Il y a un an, l’affaire de Villefontaine éclatait. La promesse était faite d’adopter une loi avant l’été afin d’obliger les parquets à informer le ministère de l’Éducation nationale des condamnations. Un an après, cette loi n’a toujours pas abouti. Pourquoi ?

Vous vous en souvenez, avec la Garde des Sceaux, Christiane Taubira, nous avions dit aux familles qu’il fallait modifier la loi pour établir un régime clair et sécurisé d’échanges d’informations entre la justice à l’éducation nationale , et plus globalement, à toutes les administrations publiques. C’est ce que préconisait le rapport d’enquête que nous avions demandé à nos inspections générales dès le drame de Villefontaine connu. Et c’est bien ce que nous avons fait : le 24 juin, un amendement était présenté à l’Assemblée nationale pour rendre obligatoire la transmission par les procureurs des condamnations affectant des personnes travaillant en contact avec des mineurs.  Malheureusement, après l’adoption définitive le 23 juillet par le Parlement, le Conseil constitutionnel a censuré l’article jugeant qu’il n’avait pas sa place dans le projet de loi. Nous avons donc entièrement repris la procédure législative, et présenté un projet loi globale permettant de traiter les dysfonctionnements graves apparus à Villefontaine. Nous sommes désormais au terme de la procédure législative puisque la Commission mixte paritaire s’est accordée sur un projet hier. Nous pouvons désormais espérer publication de cette loi essentielle dans les toutes prochaines semaines.

Depuis un an, quelles ont été les différentes mesures ou les procédures adoptées par les deux ministères en terme de transmission d’informations ? Pouvez-vous nous les détailler ?

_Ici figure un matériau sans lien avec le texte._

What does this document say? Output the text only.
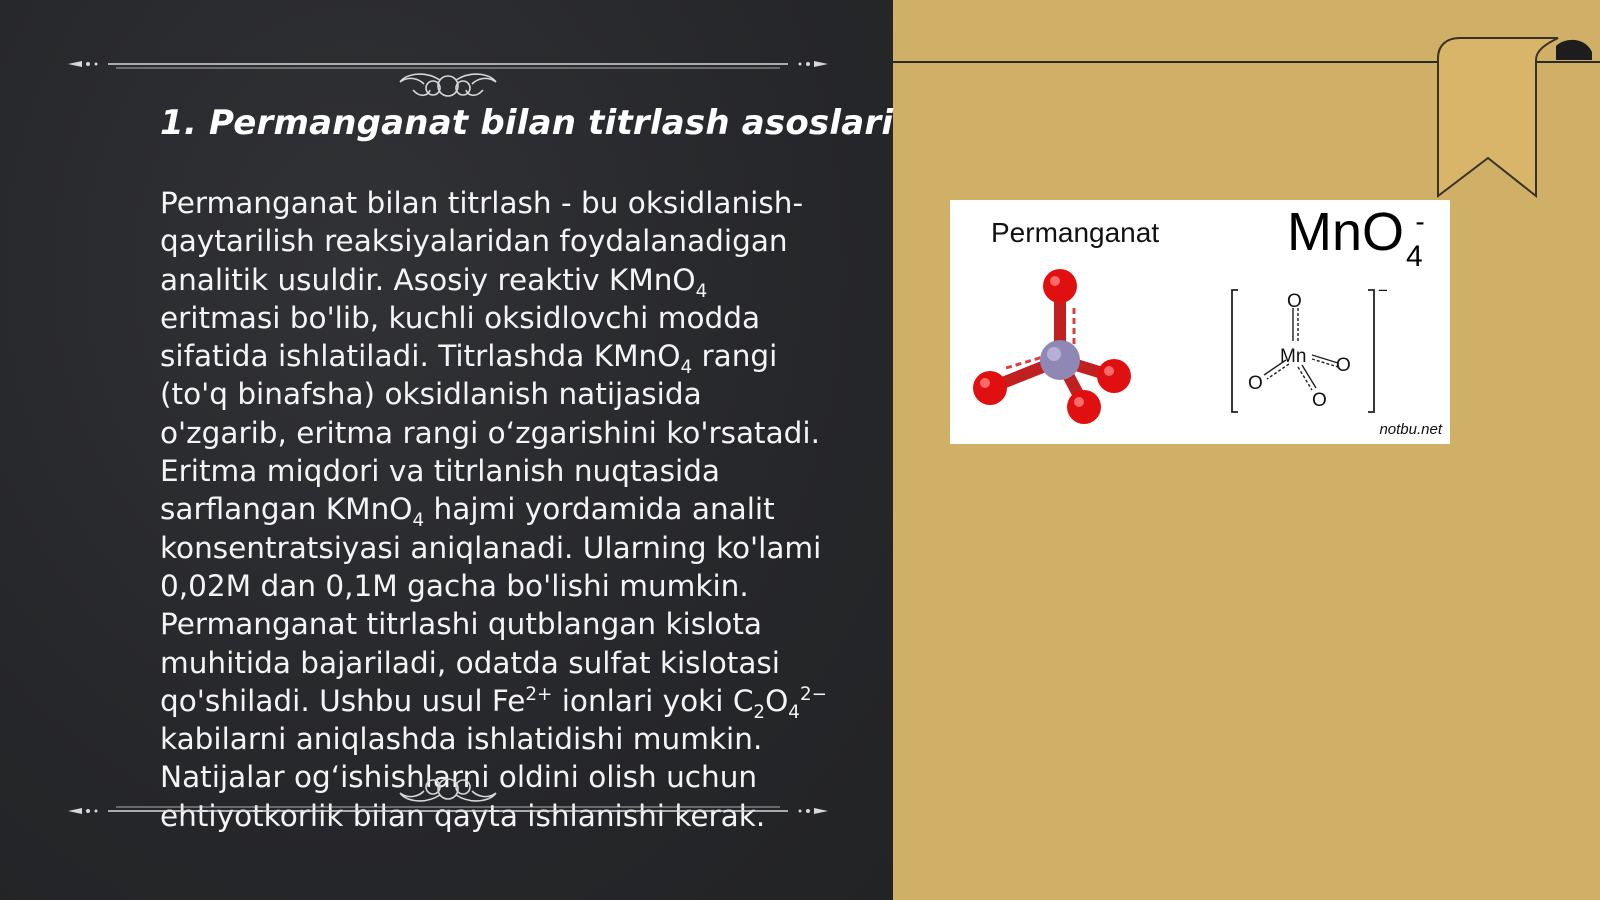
1. Permanganat bilan titrlash asoslari

Permanganat bilan titrlash - bu oksidlanish-
qaytarilish reaksiyalaridan foydalanadigan
analitik usuldir. Asosiy reaktiv KMnO$_4$
eritmasi bo'lib, kuchli oksidlovchi modda
sifatida ishlatiladi. Titrlashda KMnO$_4$ rangi
(to'q binafsha) oksidlanish natijasida
o'zgarib, eritma rangi oʻzgarishini ko'rsatadi.
Eritma miqdori va titrlanish nuqtasida
sarflangan KMnO$_4$ hajmi yordamida analit
konsentratsiyasi aniqlanadi. Ularning ko'lami
0,02M dan 0,1M gacha bo'lishi mumkin.
Permanganat titrlashi qutblangan kislota
muhitida bajariladi, odatda sulfat kislotasi
qo'shiladi. Ushbu usul $Fe^{2+}$ ionlari yoki $C_2O_4^{2-}$
kabilarni aniqlashda ishlatidishi mumkin.
Natijalar ogʻishishlarni oldini olish uchun
ehtiyotkorlik bilan qayta ishlanishi kerak.

O
Mn
O
O
O
−
Permanganat MnO$_4$
-
notbu.net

Le rapport des inspections générales a émis une quinzaine de propositions pour améliorer la transmission d’informations entre la justice et l’éducation nationale. Nous avons donc méthodiquement pris les décrets et circulaires nécessaires à leur mise en œuvre. Dès le mois d’avril 2015, nous avons réuni recteurs et procureurs généraux afin qu’ils échangent et travaillent ensemble. A la rentrée de septembre 2015, nous avons pris une circulaire conjointe aux deux ministères afin de réorganiser nos services. Des référents justice ont été désignés dans tous les rectorats, et des référents éducation nationale dans tous les tribunaux de grande instance afin de garantir une bonne transmission des informations. Ces référents ont été formés en décembre. Nous avons aussi revu les procédures de signalement et d’alerte afin qu’elles soient plus efficaces. Nous avons publié un guide méthodologique et mis en en place un outil de partage d’informations sécurisé pour garantir la confidentialité des données. Et puis, je m’y étais engagée devant les familles, j’ai mis en place avec mes services un contrôle d’une ampleur inédite des casiers judiciaires de tous les agents du ministère travaillant en contact avec des mineurs. une procédure est en place et elle comporte évidemment les garanties nécessaires au respect des droits des personnels de l’Education nationale, en lien avec la CNIL. Les décrets ont été publiés en début d’année et nous avons pu débuter le contrôle dans une première académie. Ce contrôle s’est bien déroulé, nous allons maintenant procéder à un contrôle global académie après académie afin de nous assurer qu’aucune autre affaire Villefontaine ne puisse se produire. Rarement autant aura été fait. Et je tiens à saluer ici la grande dignité dont ont fait preuves les familles des victimes de Villefontaine : dans mes rencontres avec elles, les familles ont toujours eu à cœur de défendre les changements de législation et de pousser l’État à tirer toutes les leçons pour la suite.

Ce mardi 22 mars, un nouveau projet de loi a été rapporté à l’Assemblée par le député Erwann Binet. Certaines concessions ont été faites par rapport au projet initial. Qu’en pensez-vous ?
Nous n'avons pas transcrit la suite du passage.